As per the upcoming changes to casual employment laws, the conversion process will be significantly altered. Currently, as an employer, it is your duty to assess the casual employment relationship after 12 months and offer permanent employment to eligible casual employees. However, starting on August 26th, 2024, the employees will initiate the process. They will have to give notice to their employer after completing six months of continuous employment, or 12 months for small businesses, to switch to permanent employment.
What are the Changes?
The key changes resulting from the Bill are:
- a new statutory definition of a ‘casual employee’ in the FW Act; and
- processes for employees to seek casual conversion.
Definition of ‘Casual Employee’
The Fair Work Act 2009 (‘the Act’) is set to introduce a new definition of ‘casual employee’ to replace the existing one. Under the new definition, an employee will still only be classified as a casual only if there is no firm advance commitment to continuing and indefinite work, taking into account the practical reality and true nature of the employment relationship.
There are several factors to consider when determining whether an employee is classified as a casual employee. These factors include:
- the actual nature of the employment, including the practical reality of the work being performed;
- the mutual understanding between the employer and the employee, whether it is outlined in a contract or not;
- your inability to offer consistent work to the employee;
- the employee’s ability to accept or reject work as it is offered;
- the likelihood of the business having work available in the future;
- whether there are full-time or part-time employees performing the same duties; and
- whether the employee has a regular pattern of work.
These considerations can help you determine whether an employee is a casual employee and, therefore, entitled to certain benefits and protections under the law.
The changes will also introduce new regulations prohibiting companies from dismissing or threatening to dismiss employees to engage them as casuals. Furthermore, there will be rules against making certain misrepresentations regarding casual employment.

As an employer, it is essential to understand what employment laws have changed and their implications for your business — particularly the changes to the Fair Work Act 2009 through the new Closing the Loopholes legislation.
Casual Conversion
The recent amendment to the Act allows a casual employee to seek casual conversion by providing written notification to their employer. Employees can issue this notification only after completing a minimum of six months of employment with their employer.
You are required to respond within 21 days of receiving this notification. The response must:
- be in writing; and
- clearly state whether you accept or reject the request.
If you accept a casual conversion request, it is important to inform the employee of several key details. First, specify whether their status will change to full-time or part-time. Then, provide details about their new working hours and confirm the date the change takes effect. Ensure this information is communicated clearly to avoid any confusion.
Under the Act, if a dispute arises regarding the employee’s status, you should first attempt to resolve it at the workplace level. If this fails, either party can refer the matter to the Fair Work Commission.
Key Takeaways
If you have a casual workforce, you should take the following steps to ensure compliance with the new provisions of the Act:
- ensure you have processes for issuing the Casual Employment Information Statement to both new and existing employees from August 26th;
- update your casual employment contracts; and
- review your casual workforce to determine which casual employees are eligible for casual conversion.
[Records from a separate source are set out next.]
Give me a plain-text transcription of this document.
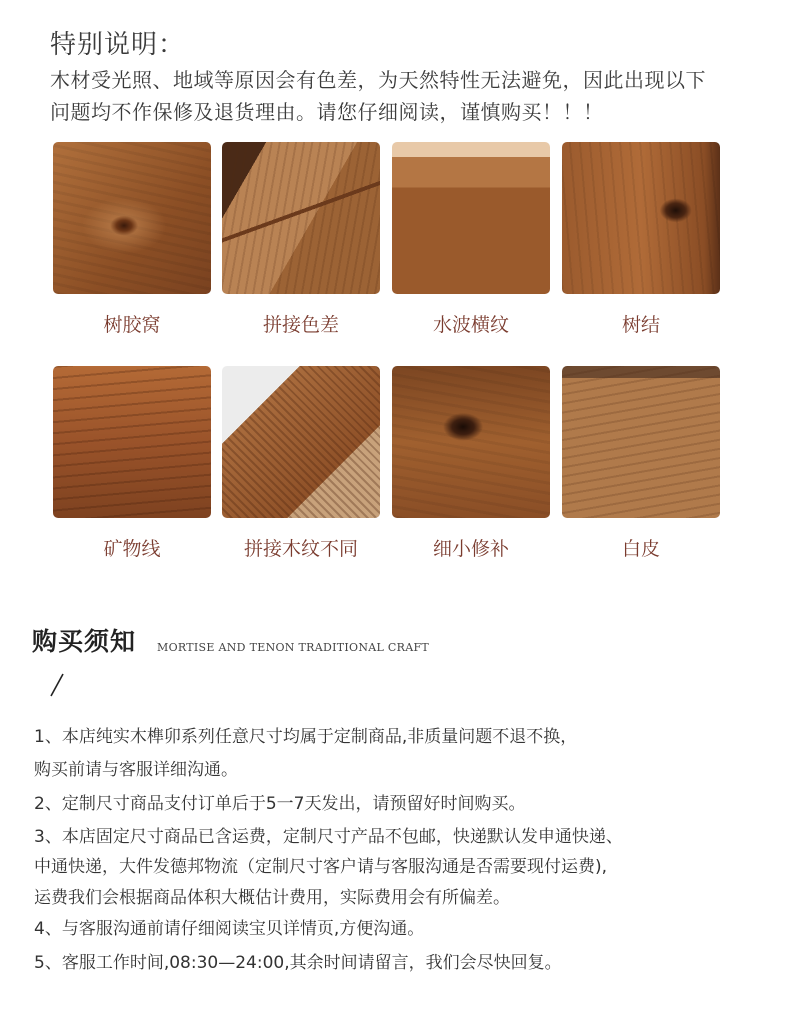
特别说明：
木材受光照、地域等原因会有色差，为天然特性无法避免，因此出现以下
问题均不作保修及退货理由。请您仔细阅读，谨慎购买！！！
树胶窝	拼接色差	水波横纹	树结
矿物线	拼接木纹不同	细小修补	白皮
购买须知 MORTISE AND TENON TRADITIONAL CRAFT
1、本店纯实木榫卯系列任意尺寸均属于定制商品,非质量问题不退不换，
购买前请与客服详细沟通。
2、定制尺寸商品支付订单后于5一7天发出，请预留好时间购买。
3、本店固定尺寸商品已含运费，定制尺寸产品不包邮，快递默认发申通快递、
中通快递，大件发德邦物流（定制尺寸客户请与客服沟通是否需要现付运费),
运费我们会根据商品体积大概估计费用，实际费用会有所偏差。
4、与客服沟通前请仔细阅读宝贝详情页,方便沟通。
5、客服工作时间,08:30—24:00,其余时间请留言，我们会尽快回复。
If you have questions about casual conversion, our experienced employment lawyers can assist as part of our LegalVision membership. For a low monthly fee, you will have unlimited access to lawyers to answer your questions and draft and review your documents. Call us today on 1300 544 755 or visit our membership page.
Frequently Asked Questions
Casual employment is irregular ad-hoc employment where there is no ongoing expectation of work. The employment starts and ends at the start and end of each engagement.
Permanent employees can be part-time or full-time. They have regular and systematic employment with an ongoing expectation of work. The parties agree to a minimum number of hours each week and the hours are generally worked on the same days.
Eligible employees must make a request in writing. Whether they request to convert to full-time or part-time will depend on whether they have worked equivalent full-time or part-time hours over the past 12 (or six) months.